Les concepts de «Home Office», «remote work» et assimilés existent depuis longtemps. Mais de nombreuses entreprises préfèrent que leurs collaborateurs se retrouvent au même lieu de travail et y accomplissent leurs tâches. Lorsque le Conseil fédéral a décrété, pendant la pandémie de covid, qu'il fallait travailler en Home Office et que le télétravail a même été rendu obligatoire par la suite, les entreprises et leur département RH ont dû se confronter définitivement à cette thématique.

À la fin de la pandémie, les postes de travail à domicile étaient bien équipés, l'infrastructure informatique et les autres fonctionnent et les entreprises comme les collaborateurs ont constaté que le télétravail présentait certains avantages. Il n'est donc pas étonnant que de nombreuses entreprises veuillent continuer à proposer le télétravail. Pour les départements RH, cela signifie de clarifier différents points et quelques aspects supplémentaires au cas où les collaborateurs accomplissent leur travail depuis un bureau à domicile situé à l'étranger.

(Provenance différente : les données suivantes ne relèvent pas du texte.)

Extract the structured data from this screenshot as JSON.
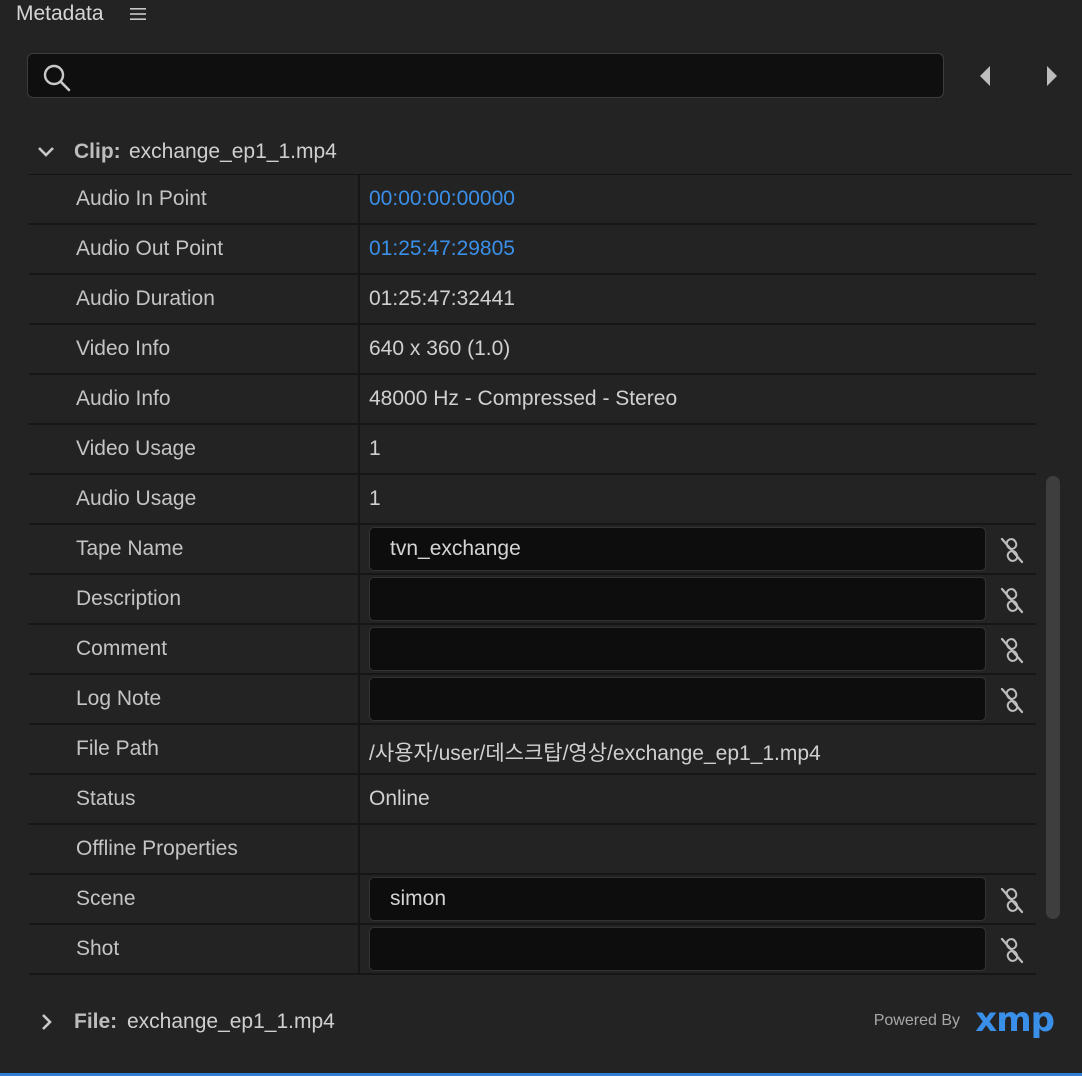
{
  "panel": {
    "title": "Metadata"
  },
  "search": {
    "value": "",
    "placeholder": ""
  },
  "clip_section": {
    "label": "Clip:",
    "value": "exchange_ep1_1.mp4"
  },
  "rows": [
    {
      "key": "Audio In Point",
      "value": "00:00:00:00000",
      "type": "link"
    },
    {
      "key": "Audio Out Point",
      "value": "01:25:47:29805",
      "type": "link"
    },
    {
      "key": "Audio Duration",
      "value": "01:25:47:32441",
      "type": "text"
    },
    {
      "key": "Video Info",
      "value": "640 x 360 (1.0)",
      "type": "text"
    },
    {
      "key": "Audio Info",
      "value": "48000 Hz - Compressed - Stereo",
      "type": "text"
    },
    {
      "key": "Video Usage",
      "value": "1",
      "type": "text"
    },
    {
      "key": "Audio Usage",
      "value": "1",
      "type": "text"
    },
    {
      "key": "Tape Name",
      "value": "tvn_exchange",
      "type": "input"
    },
    {
      "key": "Description",
      "value": "",
      "type": "input"
    },
    {
      "key": "Comment",
      "value": "",
      "type": "input"
    },
    {
      "key": "Log Note",
      "value": "",
      "type": "input"
    },
    {
      "key": "File Path",
      "value": "/사용자/user/데스크탑/영상/exchange_ep1_1.mp4",
      "type": "text"
    },
    {
      "key": "Status",
      "value": "Online",
      "type": "text"
    },
    {
      "key": "Offline Properties",
      "value": "",
      "type": "text"
    },
    {
      "key": "Scene",
      "value": "simon",
      "type": "input"
    },
    {
      "key": "Shot",
      "value": "",
      "type": "input"
    }
  ],
  "file_section": {
    "label": "File:",
    "value": "exchange_ep1_1.mp4"
  },
  "footer": {
    "powered_by": "Powered By",
    "brand": "xmp"
  },
  "colors": {
    "accent": "#3a8fe8",
    "background": "#232323",
    "field": "#0d0d0d"
  },
  "icons": [
    "menu-icon",
    "search-icon",
    "chevron-left-icon",
    "chevron-right-icon",
    "chevron-down-icon",
    "chevron-right-icon",
    "unlink-icon"
  ]
}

Les grandes pierres d’achoppement en cas de télétravail à l’étranger

Les principales difficultés qui attendent ceux qui permettent aux collaborateurs de travailler à domicile depuis l'étranger concernent les domaines des impôts et des assurances sociales. Si on arrive à y faire face en termes logistiques et contractuels, il est difficile de garantir que les impôts et les assurances sociales seront décomptés correctement. Où se situe le problème ?

Assurances sociales

Dans le domaine des assurances sociales, la situation est réglementée «simplement», en tout cas si l'activité se situe en télétravail dans l'UE/AELE: si l'on travaille «principalement», c'est-à-dire 25% et plus dans un État de résidence, quel que soit le siège de l'entreprise. Voir également la table relative aux règles d'assujettissement selon l'ordonnance UE 883/2004.

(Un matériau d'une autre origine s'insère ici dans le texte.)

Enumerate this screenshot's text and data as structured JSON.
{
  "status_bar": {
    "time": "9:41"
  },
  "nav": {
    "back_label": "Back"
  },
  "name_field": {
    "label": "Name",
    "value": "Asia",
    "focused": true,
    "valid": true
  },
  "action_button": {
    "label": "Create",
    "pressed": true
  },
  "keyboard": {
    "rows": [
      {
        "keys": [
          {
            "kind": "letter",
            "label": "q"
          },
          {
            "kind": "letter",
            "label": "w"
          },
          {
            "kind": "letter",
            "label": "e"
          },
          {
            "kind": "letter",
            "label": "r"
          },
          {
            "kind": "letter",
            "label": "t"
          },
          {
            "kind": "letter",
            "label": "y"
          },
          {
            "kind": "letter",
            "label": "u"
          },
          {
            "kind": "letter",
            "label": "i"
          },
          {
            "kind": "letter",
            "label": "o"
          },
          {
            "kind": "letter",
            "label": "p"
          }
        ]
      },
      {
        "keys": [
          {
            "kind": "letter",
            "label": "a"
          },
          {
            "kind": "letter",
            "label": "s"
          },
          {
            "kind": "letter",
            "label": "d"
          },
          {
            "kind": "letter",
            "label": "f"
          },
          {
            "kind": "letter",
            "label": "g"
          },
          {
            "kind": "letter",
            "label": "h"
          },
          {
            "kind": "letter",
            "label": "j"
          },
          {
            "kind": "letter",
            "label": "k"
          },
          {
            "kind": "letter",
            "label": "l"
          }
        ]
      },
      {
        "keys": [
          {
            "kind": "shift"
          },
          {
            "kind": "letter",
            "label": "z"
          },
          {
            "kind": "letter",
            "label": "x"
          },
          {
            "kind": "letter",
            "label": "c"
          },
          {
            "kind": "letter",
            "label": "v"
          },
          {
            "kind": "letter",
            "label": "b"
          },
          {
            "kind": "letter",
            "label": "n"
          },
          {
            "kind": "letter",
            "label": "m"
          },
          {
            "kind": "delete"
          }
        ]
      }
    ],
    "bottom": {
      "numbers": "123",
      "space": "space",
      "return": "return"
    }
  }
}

Autrement dit, si une collaboratrice qui travaille à 100% passe en moyenne 2 jours par semaine en télétravail en France et 3 jours au siège de l'employeur en Suisse, il faut décompter les assurances sociales en France dans son État de domicile. En dehors des frais administratifs, cela est relativement coûteux du fait des cotisations élevées prélevées par le système français d'assurances sociales. Il en va de manière analogue pour les autres États de l'UE/AELE: si les collaborateurs y effectuent leurs travaux, le risque, en tant qu'employeur suisse, est de devoir y décompter les assurances sociales.1

Quiconque planifie autoriser le télétravail sur une plus longue période devrait fixer de manière anticipée les règles applicables. Le fait de recevoir tout à coup une lettre des assurances sociales françaises (URSSAF) indiquant qu'on ne décompte pas correctement en France plusieurs collaborateurs n'est pas forcément la chose que l'on souhaite voir se produire.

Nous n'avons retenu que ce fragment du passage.